SPAN Peak Analyzer (build 0.11.0.4882), released on May 17, 2019

Download Description
span-0.11.0.4882.jar Multi-platform JAR package

Requirements:

  1. 4 GB RAM minimum
  2. Download and install Java 8.
  3. Download the <build>.chrom.sizes chromosome sizes of the organism you want to analyze from the UCSC website.
    Here is the file used in our study.

Galaxy

SPAN is available as tool in the official ToolShed for Galaxy. You can ask your Galaxy administrator to install it.

Usage of SPAN

java -Xmx4G -jar span-0.11.0.4882.jar [-h] [--version] analyze

Use java -Xmx memory settings to configure memory usage. 4 gigabytes are used in examples.

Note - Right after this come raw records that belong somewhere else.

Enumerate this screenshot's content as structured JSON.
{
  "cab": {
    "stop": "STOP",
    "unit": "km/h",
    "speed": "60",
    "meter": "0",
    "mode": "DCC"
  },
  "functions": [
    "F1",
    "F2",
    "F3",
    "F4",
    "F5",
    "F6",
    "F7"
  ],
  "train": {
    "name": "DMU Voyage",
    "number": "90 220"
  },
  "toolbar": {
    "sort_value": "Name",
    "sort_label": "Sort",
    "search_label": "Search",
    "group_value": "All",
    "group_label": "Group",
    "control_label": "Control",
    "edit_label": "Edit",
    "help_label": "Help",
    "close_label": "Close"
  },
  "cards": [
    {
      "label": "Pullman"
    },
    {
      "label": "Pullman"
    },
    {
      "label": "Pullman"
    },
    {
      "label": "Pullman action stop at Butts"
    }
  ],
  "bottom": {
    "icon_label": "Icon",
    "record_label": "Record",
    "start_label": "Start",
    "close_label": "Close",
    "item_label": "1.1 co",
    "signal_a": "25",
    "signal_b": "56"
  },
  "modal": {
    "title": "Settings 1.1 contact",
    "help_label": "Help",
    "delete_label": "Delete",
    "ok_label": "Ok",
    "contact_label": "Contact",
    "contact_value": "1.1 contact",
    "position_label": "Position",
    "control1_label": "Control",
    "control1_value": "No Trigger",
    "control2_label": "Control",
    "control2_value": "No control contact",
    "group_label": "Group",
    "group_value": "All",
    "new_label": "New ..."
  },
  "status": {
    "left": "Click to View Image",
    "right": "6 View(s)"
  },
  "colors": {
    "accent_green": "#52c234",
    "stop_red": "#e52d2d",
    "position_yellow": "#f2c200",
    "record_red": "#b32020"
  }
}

Example of regular peak calling java -Xmx4G -jar span.jar analyze -t ChIP.bam -c Control.bam --cs Chrom.sizes -p Results.peak
Example of supervised peak calling java -Xmx4G -jar span.jar analyze -t ChIP.bam -c Control.bam --cs Chrom.sizes -l Labels.bed -p Results.peak
Example of model fitting java -Xmx4G -jar span.jar analyze -t ChIP.bam -c Control.bam --cs Chrom.sizes

Peak calling

To analyze a single (possibly replicated) biological condition use analyze command.

-b, --bin BIN_SIZE
Peak analysis is performed on read coverage tiled into consequent bins, with size being configurable. Default value is 200bp, approximately the length of one nucleosome.

-t, --treatment TREATMENT
Required. ChIP-seq treatment file. Supported formats: BAM, BED or BED.gz file. If multiple files are given, treated as replicates. Multiple files should be separated by commas: -t A,B,C . Multiple files are processed as replicates on model level.

-c, --control CONTROL
Control file. Multiple files should be separated by commas. Single control file or separate file per each treatment file required.
Follow instructions for -t, --treatment TREATMENT.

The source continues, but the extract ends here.